Pronto hubo un batir de alas, y de vuelta apareció el zorzal; y con él vino otro pájaro muy viejo y decrépito. Era un cuervo enorme y centenario, casi ciego y de cabeza desplumada, que apenas podía volar. Se posó rígido en el suelo ante ellos, sacudió lentamente las alas, y saludó a Thorin bamboleando la cabeza.

—Oh Thorin hijo de Thrain, y Balin hijo de Fundin —graznó (y Bilbo lo entendió, pues el cuervo hablaba la lengua ordinaria y no la de los pájaros)—. Yo soy Roäc hijo de Carc. Carc ha muerto, pero en un tiempo lo conocías bien. Dejé el cascarón hace ciento cincuenta y tres años, pero no olvido lo que mi padre me dijo. Ahora soy el jefe de los grandes cuervos de la Montaña.
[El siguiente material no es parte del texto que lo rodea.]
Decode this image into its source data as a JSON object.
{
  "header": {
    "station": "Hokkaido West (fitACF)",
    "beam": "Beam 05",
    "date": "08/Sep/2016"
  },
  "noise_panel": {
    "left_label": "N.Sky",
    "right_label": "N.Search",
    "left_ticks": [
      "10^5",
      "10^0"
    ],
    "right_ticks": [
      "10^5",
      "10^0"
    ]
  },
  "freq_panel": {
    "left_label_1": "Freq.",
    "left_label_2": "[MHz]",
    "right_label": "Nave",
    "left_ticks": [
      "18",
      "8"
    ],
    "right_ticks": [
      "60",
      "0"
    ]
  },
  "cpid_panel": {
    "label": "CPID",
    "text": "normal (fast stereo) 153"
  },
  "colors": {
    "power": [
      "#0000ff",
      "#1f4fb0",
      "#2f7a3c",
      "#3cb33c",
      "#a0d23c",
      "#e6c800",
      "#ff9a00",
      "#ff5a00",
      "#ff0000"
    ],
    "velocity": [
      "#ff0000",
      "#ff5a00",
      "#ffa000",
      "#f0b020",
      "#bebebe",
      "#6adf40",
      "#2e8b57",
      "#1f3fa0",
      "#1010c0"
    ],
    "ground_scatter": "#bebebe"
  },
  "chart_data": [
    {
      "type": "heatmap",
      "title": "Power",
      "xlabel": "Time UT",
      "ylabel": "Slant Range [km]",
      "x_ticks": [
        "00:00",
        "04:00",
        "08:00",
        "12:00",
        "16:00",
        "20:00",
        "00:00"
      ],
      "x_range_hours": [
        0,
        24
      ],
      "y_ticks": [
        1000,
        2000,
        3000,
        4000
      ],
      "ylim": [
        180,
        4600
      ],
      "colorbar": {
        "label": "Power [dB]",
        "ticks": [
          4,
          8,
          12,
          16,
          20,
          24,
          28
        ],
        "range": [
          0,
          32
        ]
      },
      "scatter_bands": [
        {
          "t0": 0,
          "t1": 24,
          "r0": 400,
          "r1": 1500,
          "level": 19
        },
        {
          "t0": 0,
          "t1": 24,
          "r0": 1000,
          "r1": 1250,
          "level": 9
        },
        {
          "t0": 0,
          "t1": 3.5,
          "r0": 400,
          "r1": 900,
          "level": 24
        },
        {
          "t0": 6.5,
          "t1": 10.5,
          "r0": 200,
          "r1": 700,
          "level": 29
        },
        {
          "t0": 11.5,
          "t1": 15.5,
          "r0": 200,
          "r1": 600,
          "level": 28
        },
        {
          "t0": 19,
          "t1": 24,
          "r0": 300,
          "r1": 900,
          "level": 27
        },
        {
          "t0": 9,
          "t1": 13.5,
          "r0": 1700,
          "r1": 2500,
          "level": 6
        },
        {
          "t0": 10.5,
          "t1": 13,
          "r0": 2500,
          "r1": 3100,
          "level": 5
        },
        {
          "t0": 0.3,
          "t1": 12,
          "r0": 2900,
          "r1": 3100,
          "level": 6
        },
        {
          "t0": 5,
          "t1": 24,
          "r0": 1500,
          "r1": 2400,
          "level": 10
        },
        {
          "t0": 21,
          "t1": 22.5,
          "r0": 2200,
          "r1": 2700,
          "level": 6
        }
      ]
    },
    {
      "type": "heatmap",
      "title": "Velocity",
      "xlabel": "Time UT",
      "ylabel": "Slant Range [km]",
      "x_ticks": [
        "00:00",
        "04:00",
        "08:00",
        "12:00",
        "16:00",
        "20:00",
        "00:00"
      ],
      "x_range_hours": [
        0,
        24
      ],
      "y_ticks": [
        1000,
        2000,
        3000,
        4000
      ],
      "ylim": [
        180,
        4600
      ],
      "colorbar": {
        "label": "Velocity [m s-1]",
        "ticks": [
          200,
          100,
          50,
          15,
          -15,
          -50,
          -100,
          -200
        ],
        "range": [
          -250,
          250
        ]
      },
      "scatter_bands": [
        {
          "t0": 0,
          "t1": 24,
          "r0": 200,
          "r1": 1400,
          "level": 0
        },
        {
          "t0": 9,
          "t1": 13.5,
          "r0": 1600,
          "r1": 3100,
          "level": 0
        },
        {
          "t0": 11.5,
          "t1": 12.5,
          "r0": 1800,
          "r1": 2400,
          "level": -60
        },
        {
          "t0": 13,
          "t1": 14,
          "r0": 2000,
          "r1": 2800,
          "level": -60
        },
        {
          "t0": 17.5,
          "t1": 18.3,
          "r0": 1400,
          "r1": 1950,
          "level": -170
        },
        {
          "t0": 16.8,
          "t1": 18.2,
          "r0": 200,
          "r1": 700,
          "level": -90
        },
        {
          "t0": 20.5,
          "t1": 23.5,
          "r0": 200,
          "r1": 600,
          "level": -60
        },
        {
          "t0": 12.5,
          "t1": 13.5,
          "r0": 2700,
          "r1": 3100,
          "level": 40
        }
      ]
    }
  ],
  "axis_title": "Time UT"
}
Somos pocos, pero aún recordamos al rey de antaño. La mayor parte de mi gente está lejos, pues hay grandes noticias en el Sur... algunas serán buenas nuevas para vosotros, y algunas no os parecerán tan buenas. ¡Mirad! Los pájaros se reúnen otra vez en la Montaña y en Valle desde el sur, el este y el oeste, ¡pues se ha corrido la voz de que Smaug ha muerto!
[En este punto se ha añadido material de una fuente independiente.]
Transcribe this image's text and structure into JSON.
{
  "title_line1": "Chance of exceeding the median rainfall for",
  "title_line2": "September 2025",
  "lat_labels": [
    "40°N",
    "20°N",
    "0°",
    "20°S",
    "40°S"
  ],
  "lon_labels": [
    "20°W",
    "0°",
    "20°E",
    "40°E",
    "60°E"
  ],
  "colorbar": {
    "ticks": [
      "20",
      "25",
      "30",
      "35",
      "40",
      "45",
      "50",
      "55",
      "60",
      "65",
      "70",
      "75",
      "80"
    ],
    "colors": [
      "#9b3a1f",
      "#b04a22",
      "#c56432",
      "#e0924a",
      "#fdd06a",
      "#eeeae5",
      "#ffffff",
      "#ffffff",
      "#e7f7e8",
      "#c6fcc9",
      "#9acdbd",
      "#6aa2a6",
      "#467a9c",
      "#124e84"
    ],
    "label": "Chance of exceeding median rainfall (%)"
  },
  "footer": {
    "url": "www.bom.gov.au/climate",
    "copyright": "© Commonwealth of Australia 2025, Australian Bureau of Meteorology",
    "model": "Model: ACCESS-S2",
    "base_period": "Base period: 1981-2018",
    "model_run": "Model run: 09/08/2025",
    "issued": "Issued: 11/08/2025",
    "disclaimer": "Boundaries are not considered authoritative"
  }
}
—¡Muerto! ¡Muerto! —exclamaron los enanos—. ¡Muerto! Hemos estado atemorizados sin motivo entonces, ¡y el tesoro es nuestro otra vez! —todos se pusieron en pie de un salto y vitorearon con los gorros en la mano.

—Sí, muerto —dijo Roäc—. El zorzal, que nunca se le caigan las plumas, lo vio morir, y podemos confiar en lo que dice. Lo vio caer mientras luchaba con los hombres de Esgaroth, hará hoy tres noches, a la salida de la Luna.
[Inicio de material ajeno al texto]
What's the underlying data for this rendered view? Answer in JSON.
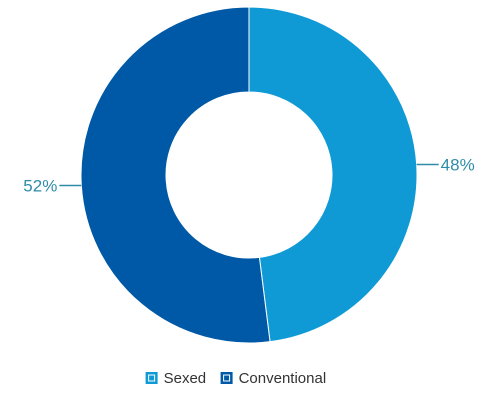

Pasó algún tiempo antes de que Thorin pudiese calmar a los enanos y escuchar las nuevas del cuervo. Por fin, el pájaro acabó el relato de la batalla, y prosiguió:

—Hay mucho de que alegrarse, Thorin Escudo de Roble. Puedes volver seguro a tus salones; todo el tesoro es tuyo, por el momento. Pero muchos vendrán a reunirse aquí además de los pájaros. Las noticias de la muerte del guardián han volado ya a lo largo y ancho del país, y la leyenda de la riqueza de Thror no ha dejado de aparecer en cuentos, durante años y años; muchos están ansiosos por compartir el botín. Ya una hueste de elfos está en camino, y los pájaros carroñeros los acompañan, esperando la batalla y la carnicería. Junto al Lago los hombres murmuran que los enanos son los verdaderos culpables de tanta desgracia, pues se han quedado sin hogar, muchos han muerto, y Smaug ha destruido Esgaroth. También ellos esperan que vuestro tesoro repare los daños, estéis vivos o muertos. Vuestra sabiduría decidirá, pero trece es un pequeño resto del gran pueblo de Durin que una vez habitó aquí, y que ahora está disperso y en tierras lejanas. Si queréis mi consejo, no confiéis en el gobernador de los Hombres del Lago, pero sí en aquel que mató al dragón con una flecha. Bardo se llama, y es de la raza de Valle, de la línea de Girion; un hombre sombrío, pero sincero. Una vez más buscará la paz entre los enanos, hombres y elfos, después de la gran desolación; pero ello puede costarte caro en oro. He dicho.